Thanks. I will look at those as you recommended and update this post.

I forgot to mention I did replace all of the bottle cap frame mounted transistors as well and make sure they were not shorted to the frame. I'll test them again anyway.

This does still leave wondering why it worked for a short while. If there is a bad transistor I missed, wouldn't the F600 have blown from the beginning? How could that happen?

Depending on what I find (or don't) I may be sending this chassis your way. I'm worried I'll find one of the ones I replaced is bad again.

Thanks for sharing your expertise and time.
Chris.
 
Is this a new game to you? (i.e., did it ever work?)

Another possibility if you got it form someome else is that potentially someone did a prior repair and put wrong value parts in it. I see this every so often. Check any other previously replaced parts, to make sure they're correct.

But yeah, if you want to send it in, let me know.
 
The game is somewhat new. Had it for several months. The monitor worked when I got it, but then failed last month.

I'll check the parts. If any of the parts I replaced test bad or I see anything else unusual, I'll Be sending it to you.

Thanks.
 
I finally got some time to test the transistors you suggested. It turns out some of them are bad (even the ones I replaced). It's time to throw in the towel and send it to you (look for the PM soon). It's frustrating that it worked for a short while and now the parts I replaced are testing bad.

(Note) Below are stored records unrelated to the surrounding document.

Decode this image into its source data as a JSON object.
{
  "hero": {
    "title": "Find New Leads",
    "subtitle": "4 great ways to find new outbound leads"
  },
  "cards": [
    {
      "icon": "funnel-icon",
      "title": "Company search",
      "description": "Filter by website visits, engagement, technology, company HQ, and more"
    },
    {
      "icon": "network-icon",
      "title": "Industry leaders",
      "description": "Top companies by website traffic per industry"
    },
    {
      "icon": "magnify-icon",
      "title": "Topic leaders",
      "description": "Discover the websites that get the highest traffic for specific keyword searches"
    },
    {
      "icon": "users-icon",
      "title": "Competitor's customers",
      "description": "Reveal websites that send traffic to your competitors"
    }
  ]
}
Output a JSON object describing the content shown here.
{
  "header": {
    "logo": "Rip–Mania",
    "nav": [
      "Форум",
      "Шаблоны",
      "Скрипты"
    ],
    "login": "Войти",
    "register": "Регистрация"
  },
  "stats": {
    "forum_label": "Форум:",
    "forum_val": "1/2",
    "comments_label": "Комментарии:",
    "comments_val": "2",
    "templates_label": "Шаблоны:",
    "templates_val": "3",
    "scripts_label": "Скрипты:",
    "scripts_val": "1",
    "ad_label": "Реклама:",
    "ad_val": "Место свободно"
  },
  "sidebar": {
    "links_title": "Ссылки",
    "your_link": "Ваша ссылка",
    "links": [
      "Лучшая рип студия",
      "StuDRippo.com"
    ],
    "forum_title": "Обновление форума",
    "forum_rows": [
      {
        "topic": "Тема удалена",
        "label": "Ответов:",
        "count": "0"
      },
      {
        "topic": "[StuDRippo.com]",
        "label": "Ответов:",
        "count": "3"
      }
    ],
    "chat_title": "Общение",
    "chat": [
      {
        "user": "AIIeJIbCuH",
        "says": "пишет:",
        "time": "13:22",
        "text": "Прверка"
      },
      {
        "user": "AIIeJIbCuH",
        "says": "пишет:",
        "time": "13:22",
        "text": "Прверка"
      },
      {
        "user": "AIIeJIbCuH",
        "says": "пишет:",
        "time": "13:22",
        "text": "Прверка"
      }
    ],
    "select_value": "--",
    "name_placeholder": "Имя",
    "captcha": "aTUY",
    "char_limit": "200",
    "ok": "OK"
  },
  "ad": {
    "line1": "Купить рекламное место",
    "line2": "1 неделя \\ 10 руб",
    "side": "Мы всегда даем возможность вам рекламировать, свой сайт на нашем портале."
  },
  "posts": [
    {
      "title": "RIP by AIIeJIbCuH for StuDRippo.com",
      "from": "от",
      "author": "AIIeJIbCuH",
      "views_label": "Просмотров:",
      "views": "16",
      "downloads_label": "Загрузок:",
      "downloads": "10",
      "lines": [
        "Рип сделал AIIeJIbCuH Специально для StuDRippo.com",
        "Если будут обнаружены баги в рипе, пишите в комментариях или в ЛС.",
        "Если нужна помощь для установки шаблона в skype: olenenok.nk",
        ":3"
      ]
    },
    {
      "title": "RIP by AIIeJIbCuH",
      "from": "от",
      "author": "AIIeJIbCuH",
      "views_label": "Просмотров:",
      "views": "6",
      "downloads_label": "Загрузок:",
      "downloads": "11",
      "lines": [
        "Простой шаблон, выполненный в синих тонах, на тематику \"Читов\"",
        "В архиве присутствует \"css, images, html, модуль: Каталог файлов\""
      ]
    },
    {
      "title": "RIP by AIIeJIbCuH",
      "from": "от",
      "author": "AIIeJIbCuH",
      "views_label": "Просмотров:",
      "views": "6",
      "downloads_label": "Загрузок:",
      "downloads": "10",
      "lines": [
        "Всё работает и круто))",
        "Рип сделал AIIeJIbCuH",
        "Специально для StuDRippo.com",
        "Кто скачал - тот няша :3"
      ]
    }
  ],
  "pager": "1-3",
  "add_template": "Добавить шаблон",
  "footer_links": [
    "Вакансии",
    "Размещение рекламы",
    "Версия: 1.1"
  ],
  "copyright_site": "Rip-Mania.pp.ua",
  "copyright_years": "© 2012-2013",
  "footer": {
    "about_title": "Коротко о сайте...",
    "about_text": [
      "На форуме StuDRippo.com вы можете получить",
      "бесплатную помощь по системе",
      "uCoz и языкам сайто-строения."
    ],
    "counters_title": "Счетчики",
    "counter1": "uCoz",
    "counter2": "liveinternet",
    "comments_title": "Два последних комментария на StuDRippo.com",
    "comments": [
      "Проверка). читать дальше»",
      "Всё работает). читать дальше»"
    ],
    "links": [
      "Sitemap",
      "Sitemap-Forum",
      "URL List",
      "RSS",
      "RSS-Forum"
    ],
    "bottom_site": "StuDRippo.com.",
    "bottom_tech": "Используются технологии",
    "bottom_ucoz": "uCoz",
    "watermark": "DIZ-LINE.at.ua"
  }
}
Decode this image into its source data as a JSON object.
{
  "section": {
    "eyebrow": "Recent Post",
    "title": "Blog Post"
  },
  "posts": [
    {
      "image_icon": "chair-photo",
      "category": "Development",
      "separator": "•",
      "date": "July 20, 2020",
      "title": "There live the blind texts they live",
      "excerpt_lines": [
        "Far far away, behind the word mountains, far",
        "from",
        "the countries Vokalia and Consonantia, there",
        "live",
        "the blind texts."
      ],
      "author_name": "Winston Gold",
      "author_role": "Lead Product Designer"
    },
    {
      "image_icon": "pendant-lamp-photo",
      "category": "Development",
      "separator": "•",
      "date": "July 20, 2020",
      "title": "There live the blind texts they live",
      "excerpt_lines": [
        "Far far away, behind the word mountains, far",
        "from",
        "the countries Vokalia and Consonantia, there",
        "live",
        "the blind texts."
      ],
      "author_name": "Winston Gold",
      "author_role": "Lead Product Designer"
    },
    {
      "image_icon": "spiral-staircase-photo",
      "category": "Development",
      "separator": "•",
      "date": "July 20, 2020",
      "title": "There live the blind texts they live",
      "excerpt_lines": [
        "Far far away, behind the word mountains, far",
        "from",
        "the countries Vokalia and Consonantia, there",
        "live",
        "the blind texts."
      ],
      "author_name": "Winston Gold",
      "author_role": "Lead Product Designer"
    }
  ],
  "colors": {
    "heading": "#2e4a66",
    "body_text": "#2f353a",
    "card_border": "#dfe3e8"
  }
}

Thanks again for the guidance. Maybe I'll have better luck on my next chassis.
 
One last post on this...

Is it possible the PCB is sending to many volts to the monitor and creating this problem? What would the normal range of AC volts I should expect to see from the XY Output section of the PCB? I'm just curious as I believe I've read another post about the PCB being the root cause.

PM sent regarding repair

Thanks.
 
I finally got some time to test the transistors you suggested. It turns out some of them are bad (even the ones I replaced). It's time to throw in the towel and send it to you (look for the PM soon). It's frustrating that it worked for a short while and now the parts I replaced are testing bad. Thanks again for the guidance. Maybe I'll have better luck on my next chassis.


One of the tricky things about these monitors is that the parts that are blown are often secondary failures (i.e., symptoms of the actual failure), and not the root cause.

So people try to fix them, replace the parts they measure as bad, fire them up, and they work again briefly until the replaced parts fail again. So it's necessary to find and fix the actual root cause (which is usually something small and hard to find), and also everything secondary, else you'll chase your tail if you miss any one thing.

It's unlikely you're getting overvoltage from the brick. You can test the DC output of the rectifier, which should be between 35 and 40V (I forget which exactly, as the v2000 and G05 are different), and you should get -35 or -40V on the negative side as well. But you may find one of them is off, if things are blowing (again, it's hard to tell what is causing the issue, and what is a result of the issue.)

But yes, I can fix it. I'll reply to your PM with my info.